Don't answer those questions. The beauty of the sports world is that I can generally stay removed from the political debates that no one ever wins. In politics, the "winner" is usually the person that simply continues talking for longer than everyone else in the room. It's kind of like if NASCAR just had an endurance race and the last car running won.
I don't care who you vote for. But, I do care that you vote.
It's always amazing to me how many chest-thumping, freedom-isn't-free Americans never cast a vote. Drag the flag through the mud and burn it, go bald-eagle hunting, there's nothing more unpatriotic than not voting. (I mean, don't actually consider doing those first two things, they're very disrespectful. The point is that while those actions would be intentional, many simply don't realize how disrespectful it is not to cast a vote.)

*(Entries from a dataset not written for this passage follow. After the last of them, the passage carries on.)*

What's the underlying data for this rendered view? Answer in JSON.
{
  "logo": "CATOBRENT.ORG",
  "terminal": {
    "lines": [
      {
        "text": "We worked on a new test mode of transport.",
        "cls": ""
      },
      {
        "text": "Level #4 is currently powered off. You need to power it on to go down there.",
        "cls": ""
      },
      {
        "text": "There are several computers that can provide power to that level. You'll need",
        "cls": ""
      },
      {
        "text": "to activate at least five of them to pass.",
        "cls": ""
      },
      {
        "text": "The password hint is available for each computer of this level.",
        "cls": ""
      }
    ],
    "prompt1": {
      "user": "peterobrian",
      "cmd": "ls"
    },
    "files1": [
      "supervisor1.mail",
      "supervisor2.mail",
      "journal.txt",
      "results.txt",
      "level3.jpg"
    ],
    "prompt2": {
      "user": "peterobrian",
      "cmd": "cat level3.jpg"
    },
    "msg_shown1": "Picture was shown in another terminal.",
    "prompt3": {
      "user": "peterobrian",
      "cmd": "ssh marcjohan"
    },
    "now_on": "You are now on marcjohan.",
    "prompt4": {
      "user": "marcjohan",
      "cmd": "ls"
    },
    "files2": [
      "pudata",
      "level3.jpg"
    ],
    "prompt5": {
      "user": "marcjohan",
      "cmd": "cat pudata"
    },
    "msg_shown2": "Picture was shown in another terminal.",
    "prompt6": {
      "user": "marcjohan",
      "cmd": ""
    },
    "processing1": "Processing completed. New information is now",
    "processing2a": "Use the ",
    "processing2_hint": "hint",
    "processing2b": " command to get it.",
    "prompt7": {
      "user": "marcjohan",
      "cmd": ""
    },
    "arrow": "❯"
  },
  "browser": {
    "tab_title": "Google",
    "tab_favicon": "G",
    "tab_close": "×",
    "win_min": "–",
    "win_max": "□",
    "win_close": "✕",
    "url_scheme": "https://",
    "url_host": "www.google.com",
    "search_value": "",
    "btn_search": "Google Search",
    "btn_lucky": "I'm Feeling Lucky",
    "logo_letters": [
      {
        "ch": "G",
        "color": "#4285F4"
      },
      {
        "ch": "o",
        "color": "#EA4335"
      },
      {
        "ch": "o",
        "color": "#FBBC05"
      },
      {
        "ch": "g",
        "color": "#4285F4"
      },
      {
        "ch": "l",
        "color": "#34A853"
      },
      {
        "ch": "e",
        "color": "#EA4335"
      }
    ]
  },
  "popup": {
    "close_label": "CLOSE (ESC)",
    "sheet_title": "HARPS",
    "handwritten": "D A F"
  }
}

Far too many Americans take the simple right to elect their officials for granted. Our fore fathers, veterans and active military haven't risked, and in many cases sacrificed, their lives so that we can sit around on voting day in our La-Z-Boys, order delivery pizza and watch our big screen TVs as the results, with which we had nothing to do, roll in. They fight for a lot more than just our way of life, they fight for the building blocks that help us live the lives we choose. A big part of that is a society that is allowed to pick its decision-making officials and not controlled by an oppressive monarchy.
This coming Tuesday, New Hampshire will take center stage for something other than auto racing. According to a recent report from CBS, the New Hampshire Motor Speedway helps put an estimated $400 million into the state's economy each year. Aside from our two races, the primary is the biggest economy boost to the state at an estimated $300 million.
For much of the NASCAR season, we're just that track way out up north close to Canada, but twice a year, we light up the national spotlight. We take a lot of pride in the attention we bring to our small Granite State and the primary accomplishes this same goal.
While the Iowa caucus runs before the New Hampshire primary on the election schedule, the trip to New England is usually the tone setter for a candidate's campaign trail. Do well in New Hampshire and you might be the future President of the United States; do poorly and it's time to start the countdown clock to withdrawl.
Just like our Sprint Cup races, it's very exciting to see New Hampshire become such an important part of the country's attention. Candidates will only be back here sparingly in the time leading up to the November's Presidential election, as our three electoral college votes pale in comparison to larger swing states (although it is worth noting that Al Gore would have beat George W. Bush in 2000, if Gore had carried the Granite State). However, right now, we're all the attention across the political nation.
For those of you that reside in the 603 area code, make sure you show appreciation our country's freedom and head to the polls to cast a vote on Tuesday (for whatever candidate you see fit). For those of you that don't, well then, look for us on TV, and we'll be sure to look for you in the stands when the national media returns to our state on July 15 for the LENOX Industrial Tools 301.